Maricopa County Sheriff Joe Arpaio on Wednesday said he plans to ask a state appellate court to consider whether state law prohibiting taxpayer-funded abortions also applies to providing transportation and security for an inmate to leave prison to get one.

Current Arizona law prohibits paying for the abortion directly but says nothing about using taxpayer money to pay for helping a woman obtain an abortion.

In May 2004, Arpaio’s staff prohibited an unnamed inmate from obtaining an abortion and cited a county policy preventing them from taking her for one unless the abortion was medically necessary.
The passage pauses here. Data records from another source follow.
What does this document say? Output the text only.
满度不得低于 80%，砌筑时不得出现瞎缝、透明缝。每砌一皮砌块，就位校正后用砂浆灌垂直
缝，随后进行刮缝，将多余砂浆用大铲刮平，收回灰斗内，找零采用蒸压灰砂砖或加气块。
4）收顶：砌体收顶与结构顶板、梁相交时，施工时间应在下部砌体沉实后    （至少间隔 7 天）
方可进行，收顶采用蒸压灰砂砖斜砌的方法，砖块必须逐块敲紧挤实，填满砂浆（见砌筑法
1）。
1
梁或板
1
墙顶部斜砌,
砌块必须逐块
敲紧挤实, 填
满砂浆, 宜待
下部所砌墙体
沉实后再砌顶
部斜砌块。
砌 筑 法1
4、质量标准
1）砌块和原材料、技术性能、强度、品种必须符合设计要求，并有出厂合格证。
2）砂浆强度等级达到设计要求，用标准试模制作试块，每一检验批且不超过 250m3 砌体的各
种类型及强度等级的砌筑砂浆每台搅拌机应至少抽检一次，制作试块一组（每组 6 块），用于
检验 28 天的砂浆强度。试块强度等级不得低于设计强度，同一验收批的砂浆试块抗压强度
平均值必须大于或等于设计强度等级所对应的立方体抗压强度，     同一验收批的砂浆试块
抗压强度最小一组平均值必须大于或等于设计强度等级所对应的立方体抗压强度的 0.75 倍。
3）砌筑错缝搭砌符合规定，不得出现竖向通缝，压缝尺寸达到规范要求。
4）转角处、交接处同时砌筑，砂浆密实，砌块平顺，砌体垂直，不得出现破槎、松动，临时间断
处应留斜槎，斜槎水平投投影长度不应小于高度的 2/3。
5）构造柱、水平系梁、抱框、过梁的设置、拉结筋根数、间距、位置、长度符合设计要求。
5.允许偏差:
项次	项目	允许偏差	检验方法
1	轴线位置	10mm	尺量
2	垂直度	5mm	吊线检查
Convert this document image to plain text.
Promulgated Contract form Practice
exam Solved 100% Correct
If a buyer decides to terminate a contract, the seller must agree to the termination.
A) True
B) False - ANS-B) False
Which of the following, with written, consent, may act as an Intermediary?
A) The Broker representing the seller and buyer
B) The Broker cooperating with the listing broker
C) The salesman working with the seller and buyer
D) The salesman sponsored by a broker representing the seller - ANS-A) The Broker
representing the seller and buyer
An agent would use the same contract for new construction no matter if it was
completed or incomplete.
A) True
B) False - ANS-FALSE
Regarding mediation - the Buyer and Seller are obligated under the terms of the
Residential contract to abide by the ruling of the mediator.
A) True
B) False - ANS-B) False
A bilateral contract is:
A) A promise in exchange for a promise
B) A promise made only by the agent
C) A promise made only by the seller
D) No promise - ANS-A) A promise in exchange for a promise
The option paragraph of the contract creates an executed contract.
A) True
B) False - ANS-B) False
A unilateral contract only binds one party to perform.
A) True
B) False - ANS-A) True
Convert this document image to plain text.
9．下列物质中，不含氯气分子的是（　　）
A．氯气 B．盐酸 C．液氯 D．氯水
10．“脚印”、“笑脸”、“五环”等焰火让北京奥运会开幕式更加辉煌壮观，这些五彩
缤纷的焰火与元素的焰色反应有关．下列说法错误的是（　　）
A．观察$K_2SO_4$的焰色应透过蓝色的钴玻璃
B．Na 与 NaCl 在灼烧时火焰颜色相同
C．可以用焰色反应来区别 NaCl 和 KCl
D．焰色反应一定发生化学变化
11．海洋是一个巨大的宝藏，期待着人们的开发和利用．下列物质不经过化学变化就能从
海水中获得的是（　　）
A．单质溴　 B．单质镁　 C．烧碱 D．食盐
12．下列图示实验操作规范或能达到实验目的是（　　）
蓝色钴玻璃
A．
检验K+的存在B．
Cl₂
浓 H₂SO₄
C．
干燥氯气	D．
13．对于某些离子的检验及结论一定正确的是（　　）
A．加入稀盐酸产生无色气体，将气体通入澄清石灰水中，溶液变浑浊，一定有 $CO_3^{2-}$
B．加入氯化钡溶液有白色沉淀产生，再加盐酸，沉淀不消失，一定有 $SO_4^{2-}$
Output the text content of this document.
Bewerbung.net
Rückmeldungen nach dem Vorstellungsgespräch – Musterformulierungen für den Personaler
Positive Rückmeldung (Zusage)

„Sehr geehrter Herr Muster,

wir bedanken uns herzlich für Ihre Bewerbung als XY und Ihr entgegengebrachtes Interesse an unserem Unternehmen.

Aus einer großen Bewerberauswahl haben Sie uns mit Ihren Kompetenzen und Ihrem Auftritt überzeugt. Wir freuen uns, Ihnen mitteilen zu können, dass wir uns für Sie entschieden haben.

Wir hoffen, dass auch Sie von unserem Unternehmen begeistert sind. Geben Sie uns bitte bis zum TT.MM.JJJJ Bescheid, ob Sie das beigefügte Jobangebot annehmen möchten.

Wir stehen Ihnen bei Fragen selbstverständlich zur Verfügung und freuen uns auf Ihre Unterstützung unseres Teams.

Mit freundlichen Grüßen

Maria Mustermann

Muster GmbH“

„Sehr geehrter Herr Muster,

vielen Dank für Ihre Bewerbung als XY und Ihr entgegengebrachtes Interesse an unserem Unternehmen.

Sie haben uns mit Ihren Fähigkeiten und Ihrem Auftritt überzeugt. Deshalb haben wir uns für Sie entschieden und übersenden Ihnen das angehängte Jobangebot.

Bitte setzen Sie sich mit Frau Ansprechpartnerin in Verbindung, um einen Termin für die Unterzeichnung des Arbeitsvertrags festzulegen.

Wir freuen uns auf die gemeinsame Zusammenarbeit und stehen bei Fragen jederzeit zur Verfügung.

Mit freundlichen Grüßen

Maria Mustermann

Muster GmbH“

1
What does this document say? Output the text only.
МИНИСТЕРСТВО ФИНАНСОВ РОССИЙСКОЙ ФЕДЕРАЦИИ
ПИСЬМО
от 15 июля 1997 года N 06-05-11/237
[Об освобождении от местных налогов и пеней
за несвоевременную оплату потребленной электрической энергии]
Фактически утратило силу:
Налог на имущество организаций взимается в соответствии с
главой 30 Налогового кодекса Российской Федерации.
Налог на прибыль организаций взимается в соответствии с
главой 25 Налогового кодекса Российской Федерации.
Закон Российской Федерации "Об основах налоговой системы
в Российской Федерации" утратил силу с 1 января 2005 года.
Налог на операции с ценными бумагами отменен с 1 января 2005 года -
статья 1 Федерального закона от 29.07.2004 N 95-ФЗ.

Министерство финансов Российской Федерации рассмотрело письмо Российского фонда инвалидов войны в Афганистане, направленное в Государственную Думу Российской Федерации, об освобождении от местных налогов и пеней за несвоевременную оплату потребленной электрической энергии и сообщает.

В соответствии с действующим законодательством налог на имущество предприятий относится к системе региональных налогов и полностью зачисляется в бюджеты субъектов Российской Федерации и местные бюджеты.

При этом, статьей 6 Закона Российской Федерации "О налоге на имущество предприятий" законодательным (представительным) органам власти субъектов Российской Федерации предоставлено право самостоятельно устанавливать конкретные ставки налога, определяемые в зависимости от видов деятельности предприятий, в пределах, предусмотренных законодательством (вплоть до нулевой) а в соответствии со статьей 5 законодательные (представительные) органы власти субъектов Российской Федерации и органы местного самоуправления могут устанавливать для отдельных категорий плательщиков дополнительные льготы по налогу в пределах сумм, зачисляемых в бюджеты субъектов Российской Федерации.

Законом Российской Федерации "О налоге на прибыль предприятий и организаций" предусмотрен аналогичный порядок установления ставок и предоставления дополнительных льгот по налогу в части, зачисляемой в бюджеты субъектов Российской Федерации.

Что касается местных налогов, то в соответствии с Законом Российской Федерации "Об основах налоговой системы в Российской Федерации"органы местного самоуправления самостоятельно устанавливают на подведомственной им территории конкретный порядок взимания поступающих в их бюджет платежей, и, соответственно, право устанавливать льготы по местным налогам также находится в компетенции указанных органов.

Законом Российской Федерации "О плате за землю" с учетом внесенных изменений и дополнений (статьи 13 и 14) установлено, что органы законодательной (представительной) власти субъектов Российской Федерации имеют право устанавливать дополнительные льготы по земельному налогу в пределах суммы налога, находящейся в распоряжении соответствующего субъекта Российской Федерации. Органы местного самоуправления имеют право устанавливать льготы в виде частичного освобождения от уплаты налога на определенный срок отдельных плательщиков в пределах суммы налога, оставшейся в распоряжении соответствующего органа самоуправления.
After two unsuccessfl attempts, the woman received permission from a judge for the abortion.

The American Civil Liberties Union in October 2004 challenged the policy and Maricopa County Superior Court Judge Barry Schneider ruled this August that the policy placed an undue burden on a woman’s "right" to an abortion.

Arpaio told the Arizona Republic, ""We’re going to appeal this up to the state Supreme Court. And if I lose it all the way, I want to get it into the federal courts … and the [U.S.] Supreme Court."

However, the Supreme Court let stand on Monday a federal judge’s and appeals court decision allowing a Missouri inmate facing the same situation to have an abrotion.

Still, Special Assistant County Attorney Barnett Lotstein told the Republic newspaper that the case is a matter of defending state law and county policy.